Online Learning -- Human-Robot Interaction
Online Learning -- Human-Robot Interaction
Traditional human-robot interaction (HRI) methods learn a human preference model through inverse reinforcement learning (IRL). Popular methods include maximum-entropy IRL [1] and various Bayesian estimation methods ([2],[3]). Often, human preferences are encoded as the inner product of a linear, individual-specific weight vector with a nonlinear feature representation. An individual's specific weight vector induces the specific policy they will use to interact with the robot; as such, in order to be maximally effective, the robot should desire to learn the individual's weight vector in order to better predict the human's intentions / future actions.
A natural question, then, is the degree to which a robot is capable of learning this information online, i.e., while they are interacting with the human, and the effects on downstream task metrics entailed in the learning process. What is the nature of the learnability if the human's preference is adversarial? If it is collaborative? If it is a mixture? We might believe, for example, that a fully adversarial and perfectly actuated human should be able to arbitrarily exploit any mistaken belief, possibly by masking their intentions. Conversely, we might believe that in the cooperative setting, the problem may be easier, as the human has incentives to convey their intentions as efficiently as possible [4].
Concretely, we ask, "under what (minimal) conditions can we establish the learnability of the human's representation?," where `learnability' takes the form of a sublinear regret bound on the estimation error of the human weights. This has connections to online convex optimization and bandit algorithms [5], and implicitly to notions of consistent estimators (i.e., 'as the amount of data grows, can we guarantee that we will converge to the correct human representation, and that we will do so at a sufficiently fast rate?').
Sequential Policy Comparison
In many robotics applications, empirical performance is the sole agreed-upon, critical metric for evaluating research interventions -- changes in architecture, hardware, pretrained visual embeddings, datasets... However, the developments presaged in classical sequential analysis results ([1], [2]) and refined across a variety of application domains (biostatistical, medical, etc [3], [4]) have not been carried through to robotics applications. Concretely: though costs of evaluation on hardware are substantial, and therefore efficient evaluation is deeply valuable, it has not been undertaken in our discipline. Risks of overfitting and inadvertent p-hacking abound.
Therefore, we are interested concretely in the following problem: given two robotic policies designed to complete a task in a given domain (with associated distribution over realizations), decide as quickly as possible -- subject to guarantees on Type 1 Error -- whether the second policy is better than the first policy. For example, "is my policy better than your policy?" Or, "is my policy better than a baseline policy?" Or, "is my new policy better than my old policy?" When performance provides the 'meta-gradient' in the design space by which new models, architectures, and policies are adopted, it is crucial that the gradients be reliable; otherwise, research effort and computational effort are wasted on replicating insignificant baselines -- i.e., on random noise.

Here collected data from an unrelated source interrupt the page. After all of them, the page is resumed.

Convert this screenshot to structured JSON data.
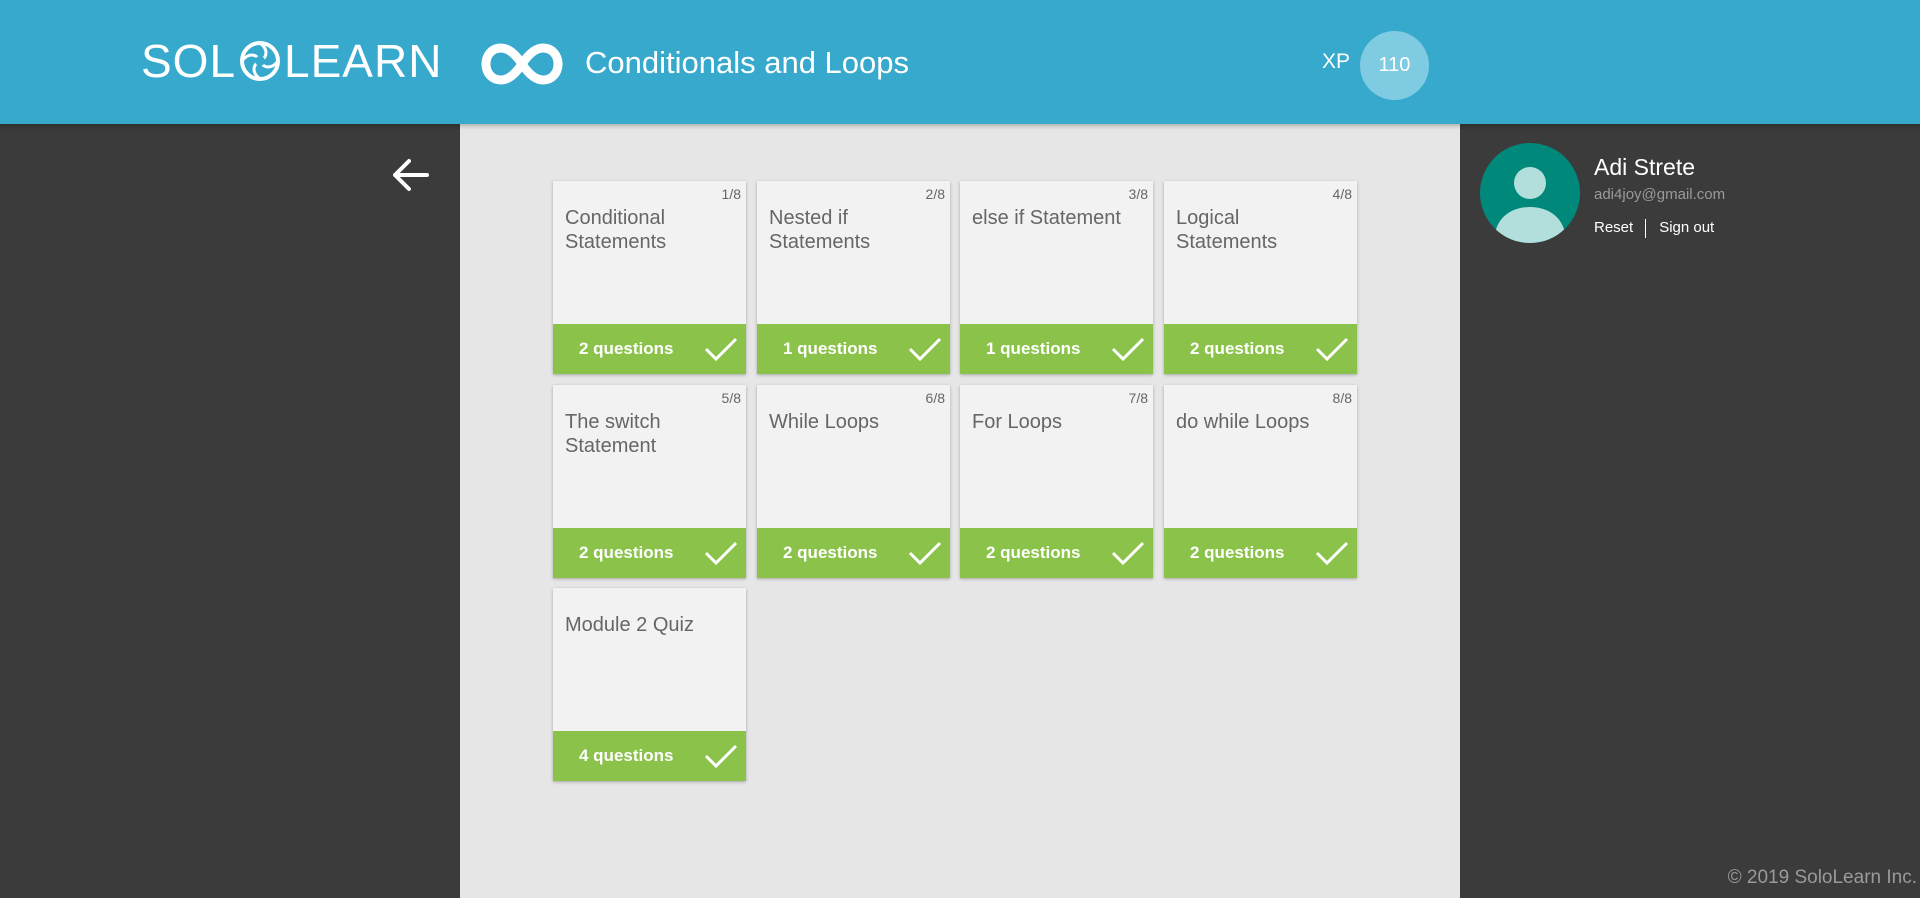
{
  "header": {
    "logo_left": "SOL",
    "logo_right": "LEARN",
    "course_icon": "infinity-icon",
    "course_title": "Conditionals and Loops",
    "xp_label": "XP",
    "xp_value": "110"
  },
  "colors": {
    "header": "#37a9cd",
    "xp_badge": "#7fcbe2",
    "completed_bar": "#8bc34a",
    "avatar": "#00897b",
    "side_background": "#3b3b3b",
    "main_background": "#e6e6e6"
  },
  "navigation": {
    "back_icon": "arrow-left-icon"
  },
  "lessons": [
    {
      "number": "1/8",
      "title": "Conditional Statements",
      "questions": "2 questions",
      "completed": true
    },
    {
      "number": "2/8",
      "title": "Nested if Statements",
      "questions": "1 questions",
      "completed": true
    },
    {
      "number": "3/8",
      "title": "else if Statement",
      "questions": "1 questions",
      "completed": true
    },
    {
      "number": "4/8",
      "title": "Logical Statements",
      "questions": "2 questions",
      "completed": true
    },
    {
      "number": "5/8",
      "title": "The switch Statement",
      "questions": "2 questions",
      "completed": true
    },
    {
      "number": "6/8",
      "title": "While Loops",
      "questions": "2 questions",
      "completed": true
    },
    {
      "number": "7/8",
      "title": "For Loops",
      "questions": "2 questions",
      "completed": true
    },
    {
      "number": "8/8",
      "title": "do while Loops",
      "questions": "2 questions",
      "completed": true
    },
    {
      "number": "",
      "title": "Module 2 Quiz",
      "questions": "4 questions",
      "completed": true
    }
  ],
  "user": {
    "avatar_icon": "user-avatar-icon",
    "name": "Adi Strete",
    "email": "adi4joy@gmail.com",
    "reset_label": "Reset",
    "signout_label": "Sign out"
  },
  "footer": {
    "copyright": "© 2019 SoloLearn Inc."
  }
}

Our setting has been widely studied within the statistics literature, however most of the effort has been towards generalizing the methods `to infinity' - towards power-1 tests that maintain Type-1 Error control across many scales of sample complexity (as the difference between the policies becomes smaller, the number of samples needed grows larger). Our interest, however, is in the strongly finite regime, where the desires are twofold:
Develop a computationally efficient method to run statistical tests for performance differences between different robotic policies
Establish fundamental limits on policy discrimination in the finite-sample regime.